Basic Asset Evaluation

The performance of GPU devices varies, and while some devices demonstrate higher performance metrics, comparing devices specialized for deep learning and machine learning with general high-performance gaming devices can be challenging. Therefore, evaluating basic assets based on the market price and demand of the devices is the most effective method. The hourly rental cost for each GPU device model should be calculated using the following formula:

  • Current market price of the GPU device (P): The purchase price of a single device

  • Quantity of rental devices (N): The total number of GPU devices to be rented

  • Rental hours (H): The total rental hours

  • Expected annual return (R): The expected annual return rate

Hourly rental cost = Device price * (1 + expected annual return rate / 100) * quantity of rental devices / 12 * 720

Bidding

GPU providers can adjust the expected annual return rate to measure their GPU's hourly rental cost. If they aim for an annual return rate of 100%, they should set the R value to 100 in the rental cost formula. If they wish to lower the rental cost to attract more clients, they can set the expected annual return rate below the market average. Conversely, if demand increases, providers can raise the expected annual return rate to claim a fair usage fee. This fair bidding approach helps balance supply and demand, finding a reasonable equilibrium through competition.

Value of the GPU Pool

The total value of the GPU pool can be estimated based on the hourly rental cost agreed upon through bidding. For example, if the A100 model in the GPU pool is priced at $2 per hour and there are 100 units available, the hourly value of the GPU pool is $200. Annually, this amounts to $1,752,000.

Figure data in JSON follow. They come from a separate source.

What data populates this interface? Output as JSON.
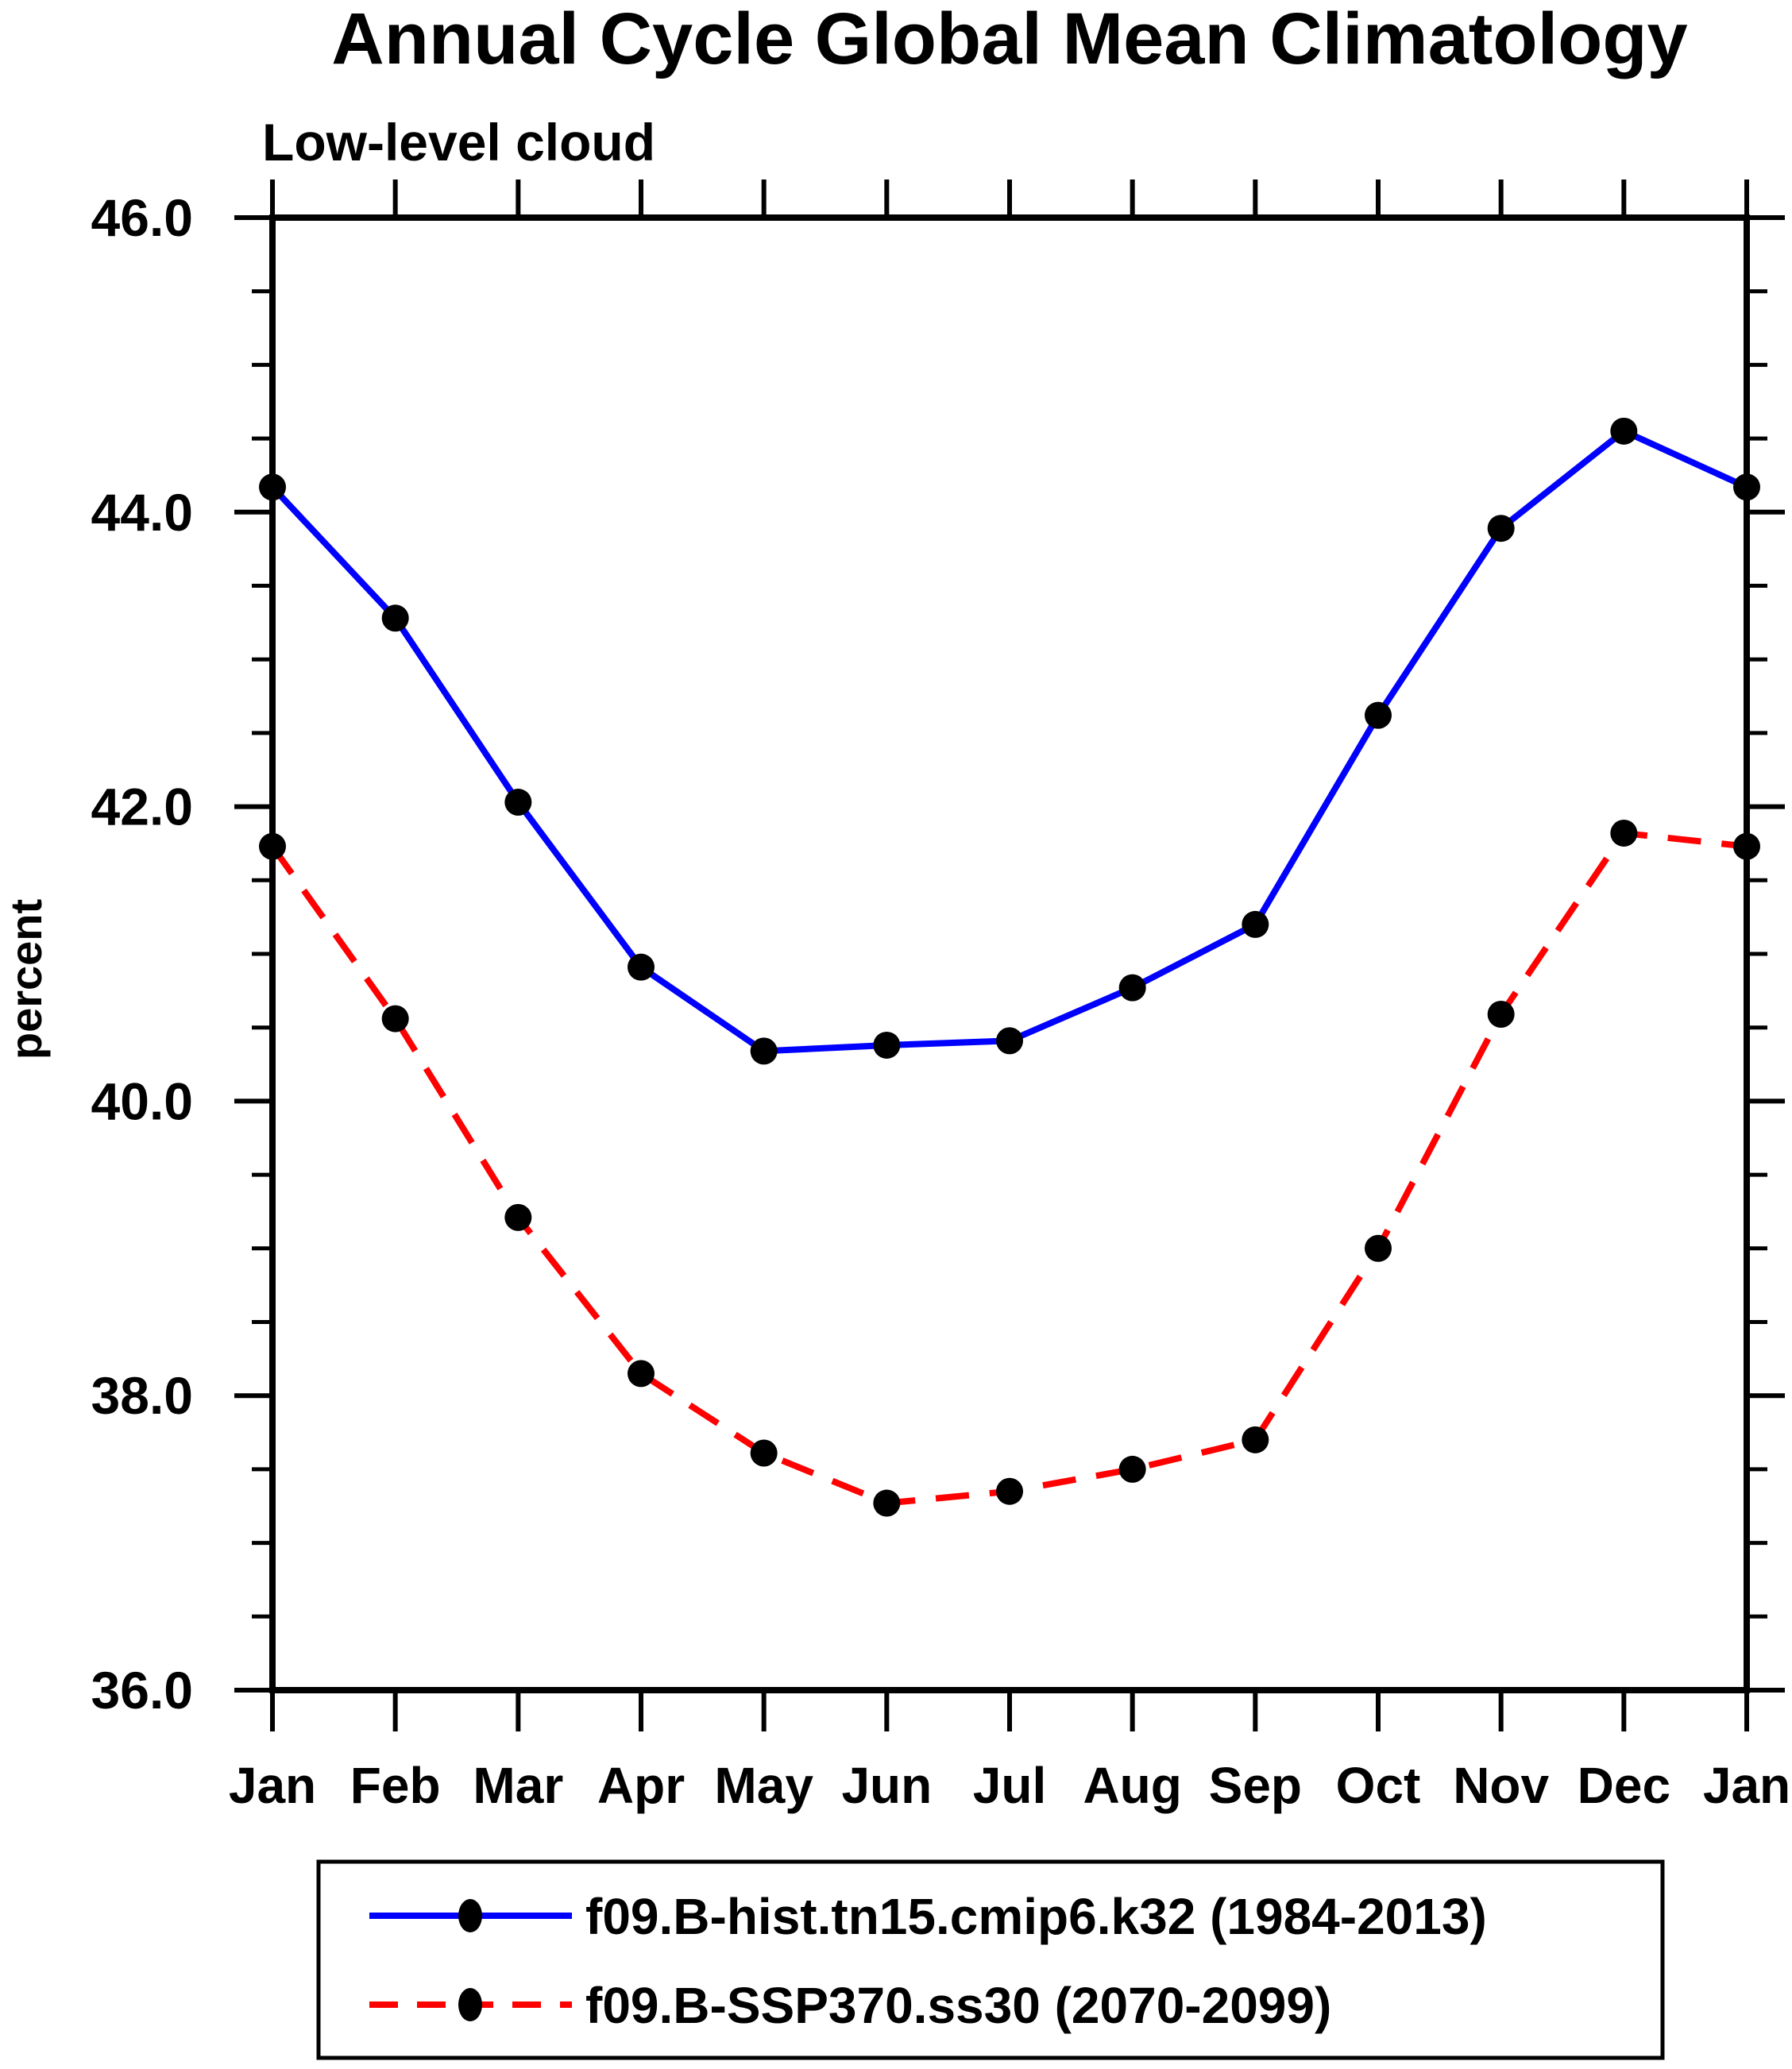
{
  "page": {
    "background_color": "#ffffff",
    "text_color": "#000000"
  },
  "chart_data": {
    "type": "line",
    "title": "Annual Cycle Global Mean Climatology",
    "subtitle": "Low-level cloud",
    "ylabel": "percent",
    "x_categories": [
      "Jan",
      "Feb",
      "Mar",
      "Apr",
      "May",
      "Jun",
      "Jul",
      "Aug",
      "Sep",
      "Oct",
      "Nov",
      "Dec",
      "Jan"
    ],
    "ylim": [
      36.0,
      46.0
    ],
    "y_major_tick_step": 2.0,
    "y_minor_tick_step": 0.5,
    "y_tick_labels": [
      "36.0",
      "38.0",
      "40.0",
      "42.0",
      "44.0",
      "46.0"
    ],
    "grid": false,
    "legend_position": "bottom",
    "series": [
      {
        "name": "f09.B-hist.tn15.cmip6.k32 (1984-2013)",
        "color": "#0000ff",
        "line_style": "solid",
        "marker": "filled-circle",
        "marker_color": "#000000",
        "values": [
          44.17,
          43.28,
          42.03,
          40.91,
          40.34,
          40.38,
          40.41,
          40.77,
          41.2,
          42.62,
          43.89,
          44.55,
          44.17
        ]
      },
      {
        "name": "f09.B-SSP370.ss30 (2070-2099)",
        "color": "#ff0000",
        "line_style": "dashed",
        "marker": "filled-circle",
        "marker_color": "#000000",
        "values": [
          41.73,
          40.56,
          39.21,
          38.15,
          37.61,
          37.27,
          37.35,
          37.5,
          37.7,
          39.0,
          40.59,
          41.82,
          41.73
        ]
      }
    ]
  }
}
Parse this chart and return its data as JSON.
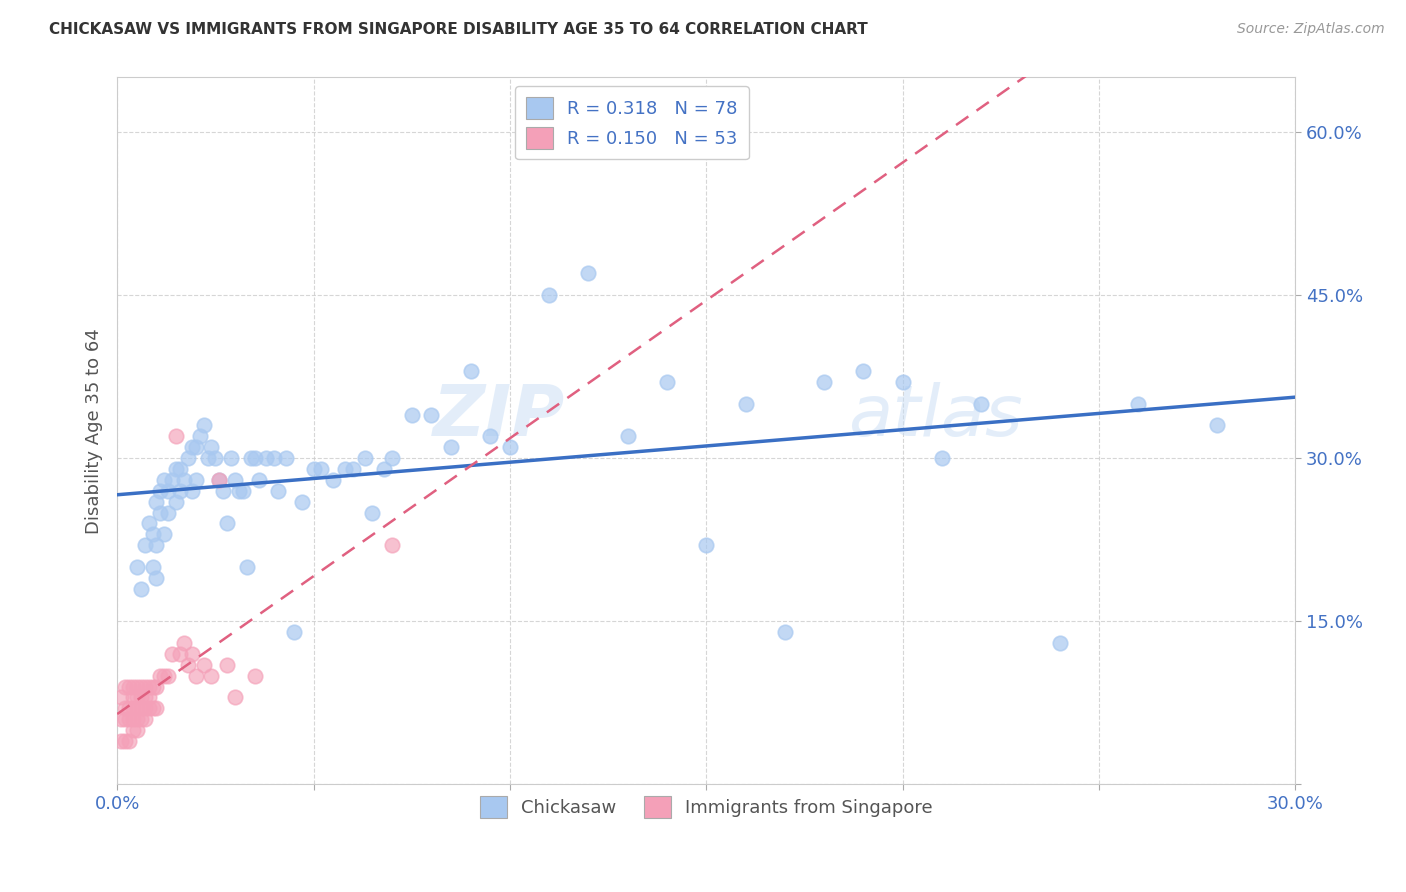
{
  "title": "CHICKASAW VS IMMIGRANTS FROM SINGAPORE DISABILITY AGE 35 TO 64 CORRELATION CHART",
  "source": "Source: ZipAtlas.com",
  "ylabel_label": "Disability Age 35 to 64",
  "x_min": 0.0,
  "x_max": 0.3,
  "y_min": 0.0,
  "y_max": 0.65,
  "x_ticks": [
    0.0,
    0.05,
    0.1,
    0.15,
    0.2,
    0.25,
    0.3
  ],
  "x_tick_labels": [
    "0.0%",
    "",
    "",
    "",
    "",
    "",
    "30.0%"
  ],
  "y_ticks": [
    0.0,
    0.15,
    0.3,
    0.45,
    0.6
  ],
  "y_tick_labels": [
    "",
    "15.0%",
    "30.0%",
    "45.0%",
    "60.0%"
  ],
  "grid_color": "#cccccc",
  "background_color": "#ffffff",
  "chickasaw_color": "#a8c8f0",
  "singapore_color": "#f4a0b8",
  "chickasaw_line_color": "#3a6fc4",
  "singapore_line_color": "#e06080",
  "legend_r1": "R = 0.318",
  "legend_n1": "N = 78",
  "legend_r2": "R = 0.150",
  "legend_n2": "N = 53",
  "legend_label1": "Chickasaw",
  "legend_label2": "Immigrants from Singapore",
  "watermark_zip": "ZIP",
  "watermark_atlas": "atlas",
  "chickasaw_x": [
    0.005,
    0.006,
    0.007,
    0.008,
    0.009,
    0.009,
    0.01,
    0.01,
    0.01,
    0.011,
    0.011,
    0.012,
    0.012,
    0.013,
    0.013,
    0.014,
    0.015,
    0.015,
    0.016,
    0.016,
    0.017,
    0.018,
    0.019,
    0.019,
    0.02,
    0.02,
    0.021,
    0.022,
    0.023,
    0.024,
    0.025,
    0.026,
    0.027,
    0.028,
    0.029,
    0.03,
    0.031,
    0.032,
    0.033,
    0.034,
    0.035,
    0.036,
    0.038,
    0.04,
    0.041,
    0.043,
    0.045,
    0.047,
    0.05,
    0.052,
    0.055,
    0.058,
    0.06,
    0.063,
    0.065,
    0.068,
    0.07,
    0.075,
    0.08,
    0.085,
    0.09,
    0.095,
    0.1,
    0.11,
    0.12,
    0.13,
    0.14,
    0.15,
    0.16,
    0.17,
    0.18,
    0.19,
    0.2,
    0.21,
    0.22,
    0.24,
    0.26,
    0.28
  ],
  "chickasaw_y": [
    0.2,
    0.18,
    0.22,
    0.24,
    0.23,
    0.2,
    0.26,
    0.22,
    0.19,
    0.27,
    0.25,
    0.28,
    0.23,
    0.27,
    0.25,
    0.28,
    0.29,
    0.26,
    0.29,
    0.27,
    0.28,
    0.3,
    0.31,
    0.27,
    0.31,
    0.28,
    0.32,
    0.33,
    0.3,
    0.31,
    0.3,
    0.28,
    0.27,
    0.24,
    0.3,
    0.28,
    0.27,
    0.27,
    0.2,
    0.3,
    0.3,
    0.28,
    0.3,
    0.3,
    0.27,
    0.3,
    0.14,
    0.26,
    0.29,
    0.29,
    0.28,
    0.29,
    0.29,
    0.3,
    0.25,
    0.29,
    0.3,
    0.34,
    0.34,
    0.31,
    0.38,
    0.32,
    0.31,
    0.45,
    0.47,
    0.32,
    0.37,
    0.22,
    0.35,
    0.14,
    0.37,
    0.38,
    0.37,
    0.3,
    0.35,
    0.13,
    0.35,
    0.33
  ],
  "singapore_x": [
    0.001,
    0.001,
    0.001,
    0.002,
    0.002,
    0.002,
    0.002,
    0.003,
    0.003,
    0.003,
    0.003,
    0.004,
    0.004,
    0.004,
    0.004,
    0.004,
    0.005,
    0.005,
    0.005,
    0.005,
    0.005,
    0.006,
    0.006,
    0.006,
    0.006,
    0.007,
    0.007,
    0.007,
    0.007,
    0.008,
    0.008,
    0.008,
    0.009,
    0.009,
    0.01,
    0.01,
    0.011,
    0.012,
    0.013,
    0.014,
    0.015,
    0.016,
    0.017,
    0.018,
    0.019,
    0.02,
    0.022,
    0.024,
    0.026,
    0.028,
    0.03,
    0.035,
    0.07
  ],
  "singapore_y": [
    0.04,
    0.06,
    0.08,
    0.04,
    0.06,
    0.07,
    0.09,
    0.04,
    0.06,
    0.07,
    0.09,
    0.05,
    0.06,
    0.07,
    0.08,
    0.09,
    0.05,
    0.06,
    0.07,
    0.08,
    0.09,
    0.06,
    0.07,
    0.08,
    0.09,
    0.06,
    0.07,
    0.08,
    0.09,
    0.07,
    0.08,
    0.09,
    0.07,
    0.09,
    0.07,
    0.09,
    0.1,
    0.1,
    0.1,
    0.12,
    0.32,
    0.12,
    0.13,
    0.11,
    0.12,
    0.1,
    0.11,
    0.1,
    0.28,
    0.11,
    0.08,
    0.1,
    0.22
  ]
}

While the market price of the A100 is fixed, there can be a discrepancy between its actual value and market price. However, by measuring value based on the hourly rental cost through bidding, a more accurate and flexible valuation of the GPU pool is possible. Using the annual production value of the GPU pool as a basis, the return on investment (ROI) for STO investors can be calculated. Additionally, by incorporating the average monthly utilization rate, the reliability of the GPU pool’s annual production value and ROI can be assessed.

Annual production value of the GPU pool = (Hourly rental cost of GPU device * 24 * 365) * average monthly utilization rate

The annual production value of the GPU pool is updated daily at 9 AM. The hourly rental cost average is extracted to calculate the average production of the GPU pool over the last three months and annualized for valuation purposes.